Cravath, which recently has dipped its toe in the lateral market, and Wachtell, meanwhile, have been slower to respond with aggressive hires from rivals. Those firms have “heavily relied on institutional clients and partners who did not feel the need or pressured to develop new client relationships,” said Katherine Loanzon, a managing director at search firm Kinney Recruiting.
“Times are now changing, with competitors coming up close behind and exceeding them.”
Different Approaches
The shuffling at the top of the rankings spotlights differing approaches to deals.
Kirkland and Latham, the top deals firms last year, focus on scoring a high volume of transactions. Kirkland worked on 767 deals with an average size of $1.7 billion, while Latham worked on 561 with an average size of $1.3 billion.
Skadden Arps Slate Meagher & Flom—the sole New York-founded firm to outrank Paul Weiss on the 2024 league tables—worked on 182 deals with an average deal size of $3.2 billion.
Wachtell and Cravath, meanwhile, worked on fewer—but bigger—transactions. Cravath guided 45 deals last year with an average size of $4.6 billion. Wachtell worked on 64 with an average size of $4.5 billion.
Paul Weiss fell between the two approaches. Its lawyers handled 224 M&A deals with average size of $2.1 billion last year.

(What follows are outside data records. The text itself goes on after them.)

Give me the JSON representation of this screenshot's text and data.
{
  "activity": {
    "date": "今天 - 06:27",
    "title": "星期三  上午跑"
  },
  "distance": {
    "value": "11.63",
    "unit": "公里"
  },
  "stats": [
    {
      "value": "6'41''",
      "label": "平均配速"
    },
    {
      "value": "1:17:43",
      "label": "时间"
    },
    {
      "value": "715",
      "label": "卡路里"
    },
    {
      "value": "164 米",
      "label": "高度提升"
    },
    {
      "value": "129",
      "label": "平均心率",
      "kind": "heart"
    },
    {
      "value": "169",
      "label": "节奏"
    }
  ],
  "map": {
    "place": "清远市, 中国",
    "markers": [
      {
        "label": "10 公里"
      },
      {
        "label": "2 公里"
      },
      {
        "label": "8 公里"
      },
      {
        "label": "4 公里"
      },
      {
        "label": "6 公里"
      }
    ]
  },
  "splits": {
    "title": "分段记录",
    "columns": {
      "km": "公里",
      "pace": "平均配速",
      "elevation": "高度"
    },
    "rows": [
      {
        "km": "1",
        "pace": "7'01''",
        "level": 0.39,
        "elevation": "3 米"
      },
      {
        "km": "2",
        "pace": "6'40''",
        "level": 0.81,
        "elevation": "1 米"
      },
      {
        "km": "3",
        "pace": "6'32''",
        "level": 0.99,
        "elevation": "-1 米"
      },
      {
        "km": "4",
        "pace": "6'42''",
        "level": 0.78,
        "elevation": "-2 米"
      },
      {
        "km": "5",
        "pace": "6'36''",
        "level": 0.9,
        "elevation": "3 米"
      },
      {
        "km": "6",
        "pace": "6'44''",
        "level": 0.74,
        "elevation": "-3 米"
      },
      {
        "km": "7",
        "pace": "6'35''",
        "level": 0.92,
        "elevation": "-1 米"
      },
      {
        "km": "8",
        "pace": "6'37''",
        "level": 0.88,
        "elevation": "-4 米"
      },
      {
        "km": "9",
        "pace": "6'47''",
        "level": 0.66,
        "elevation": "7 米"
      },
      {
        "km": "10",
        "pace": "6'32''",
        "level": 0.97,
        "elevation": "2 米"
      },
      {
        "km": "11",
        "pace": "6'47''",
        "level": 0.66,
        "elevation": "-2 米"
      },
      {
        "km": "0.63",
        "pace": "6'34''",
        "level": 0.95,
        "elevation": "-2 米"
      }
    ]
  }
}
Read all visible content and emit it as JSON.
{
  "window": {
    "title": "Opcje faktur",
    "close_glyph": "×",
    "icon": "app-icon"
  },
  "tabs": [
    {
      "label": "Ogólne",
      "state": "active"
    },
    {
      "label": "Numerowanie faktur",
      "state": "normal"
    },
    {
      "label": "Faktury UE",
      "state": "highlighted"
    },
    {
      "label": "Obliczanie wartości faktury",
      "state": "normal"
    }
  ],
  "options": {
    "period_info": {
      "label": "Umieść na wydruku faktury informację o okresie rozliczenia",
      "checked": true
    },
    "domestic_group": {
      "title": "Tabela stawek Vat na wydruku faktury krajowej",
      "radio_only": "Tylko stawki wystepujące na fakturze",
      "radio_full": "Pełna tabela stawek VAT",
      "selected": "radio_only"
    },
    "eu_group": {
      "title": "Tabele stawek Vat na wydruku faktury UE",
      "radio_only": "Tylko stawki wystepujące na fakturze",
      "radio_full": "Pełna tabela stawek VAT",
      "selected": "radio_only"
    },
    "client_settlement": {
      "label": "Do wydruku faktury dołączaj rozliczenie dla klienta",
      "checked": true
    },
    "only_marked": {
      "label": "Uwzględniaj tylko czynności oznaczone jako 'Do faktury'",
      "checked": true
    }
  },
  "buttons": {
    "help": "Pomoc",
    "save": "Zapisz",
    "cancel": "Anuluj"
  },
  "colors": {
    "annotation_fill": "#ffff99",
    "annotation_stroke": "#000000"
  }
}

“Many firms have a strategy that prioritize growth of their work on both large and mid sized deals with both large and mid sized funds and strategics,” said Kent Zimmermann, a principal at law firm consultancy The Zeughauser Group. There are outliers that don’t feel the need to scale and are extremely focused and “are the best or among the best in almost everything on which they focus,” he said.